Division of Hematology, Oncology, and Stem Cell Transplantation, Department of Pediatrics, Stanford University, Palo Alto, CA.
Blood Adv. 2025 Aug 12;9(15):3845-3852. doi: 10.1182/bloodadvances.2024015413.
Two autologous hematopoietic stem cell (HSC)-based gene therapies (GTs) are now commercially available for severe sickle cell disease and transfusion-dependent β-thalassemia. However, the safety and efficacy of a subsequent autologous HSC-based GT after graft failure with a previous allogeneic hematopoietic cell transplant (HCT) remains unclear. Some individuals who have experienced a failed first attempt at a potentially curative therapy might seek a second opportunity for cure via GT. In this article, we discuss various factors related to patient and HSC health that may influence feasibility, and shared decision-making regarding whether an individual who has previously received an allogeneic HCT and experienced graft failure could consider an autologous GT. Exposure to chronic inflammatory stress and conditioning chemotherapy may compromise HSC fitness, reduce hematopoietic reserve, accelerate HSC aging, and promote the accumulation of deleterious genetic mutations, all of which may adversely affect the safety and efficacy of the GT.

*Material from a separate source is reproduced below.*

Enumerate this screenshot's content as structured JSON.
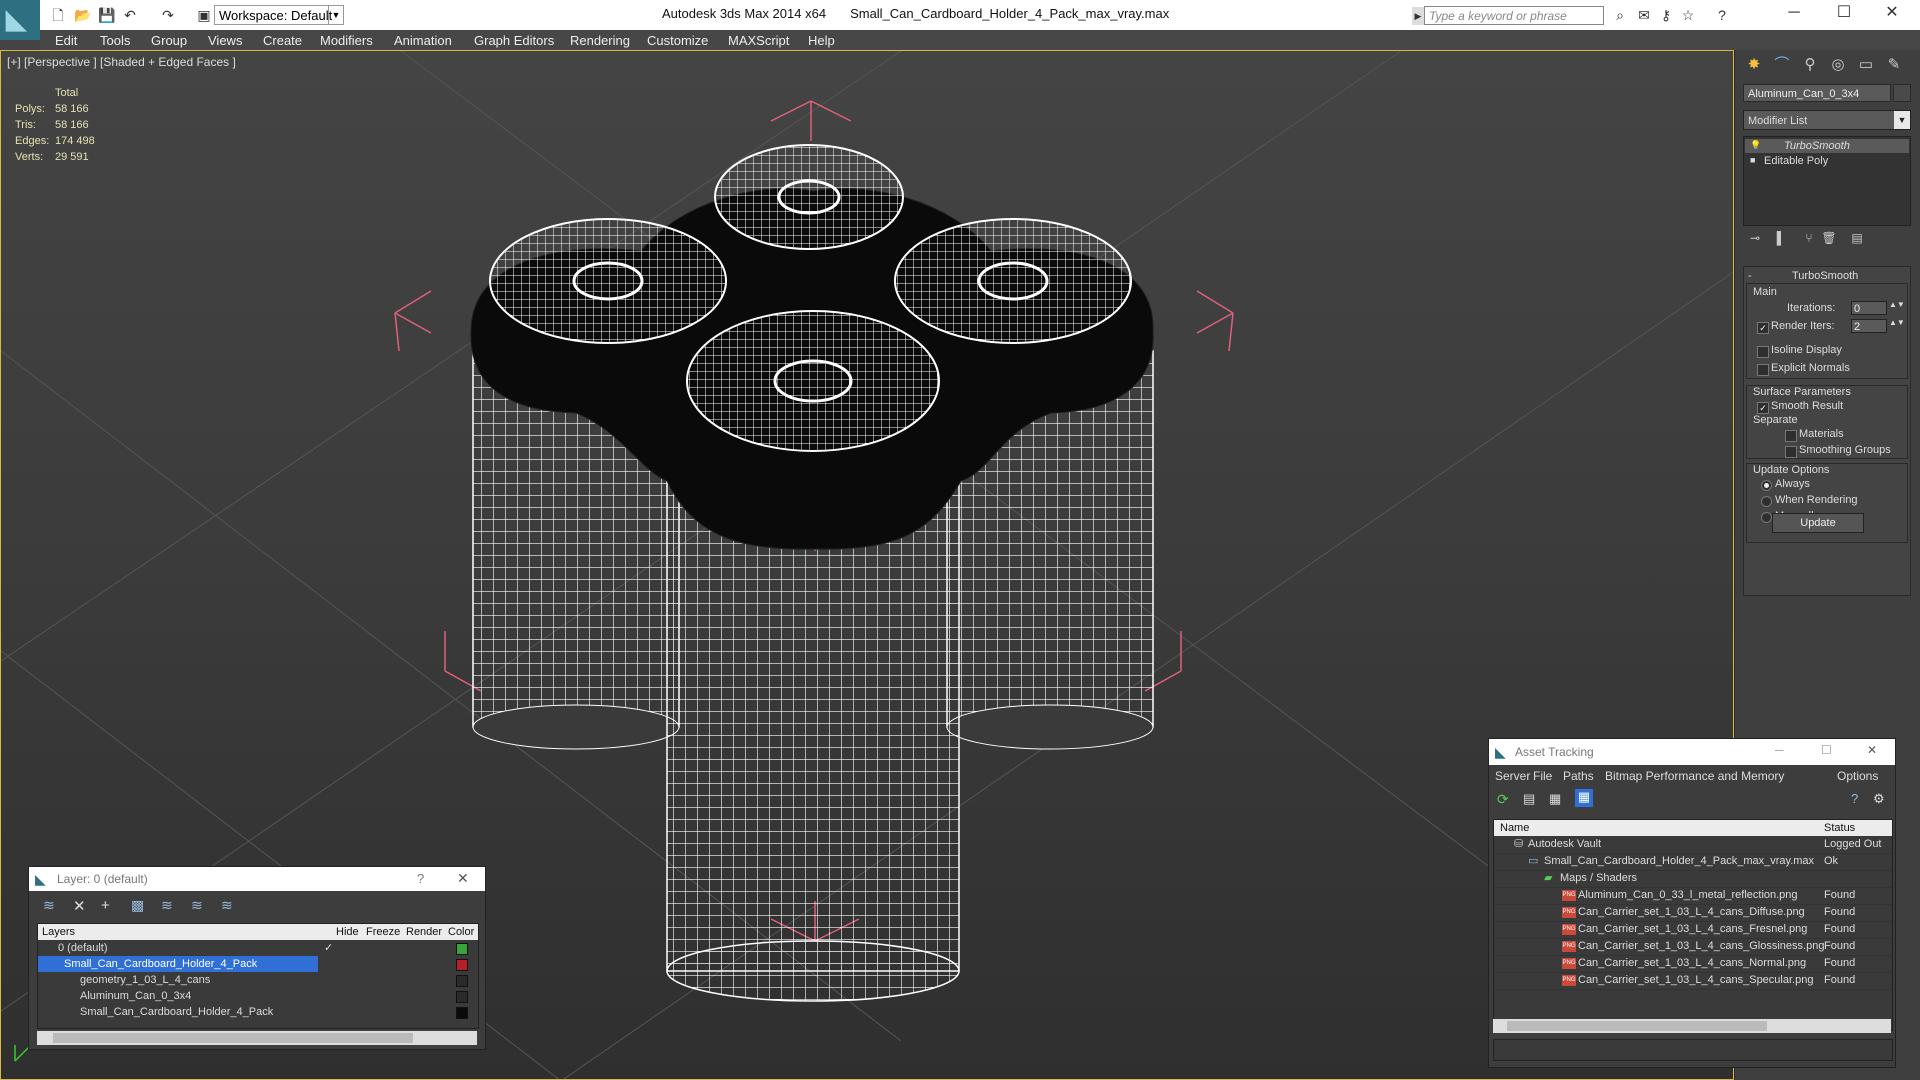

目前,两种基于自体造血干细胞(HSC)的基因疗法(GT)已在商业上用于治疗严重镰状细胞病和输血依赖型β地中海贫血。然而,在先前的异基因造血细胞移植(HCT)出现移植失败后,后续基于自体HSC的GT的安全性和有效性仍不明确。一些经历了首次潜在治愈性治疗失败的个体可能会寻求通过GT获得第二次治愈机会。在本文中,我们讨论了与患者和HSC健康相关的各种因素,这些因素可能会影响可行性,以及对于先前接受过异基因HCT并经历移植失败的个体是否可以考虑自体GT的共同决策。接触慢性炎症应激和预处理化疗可能会损害HSC的健康状况,减少造血储备,加速HSC衰老,并促进有害基因突变的积累,所有这些都可能对GT的安全性和有效性产生不利影响。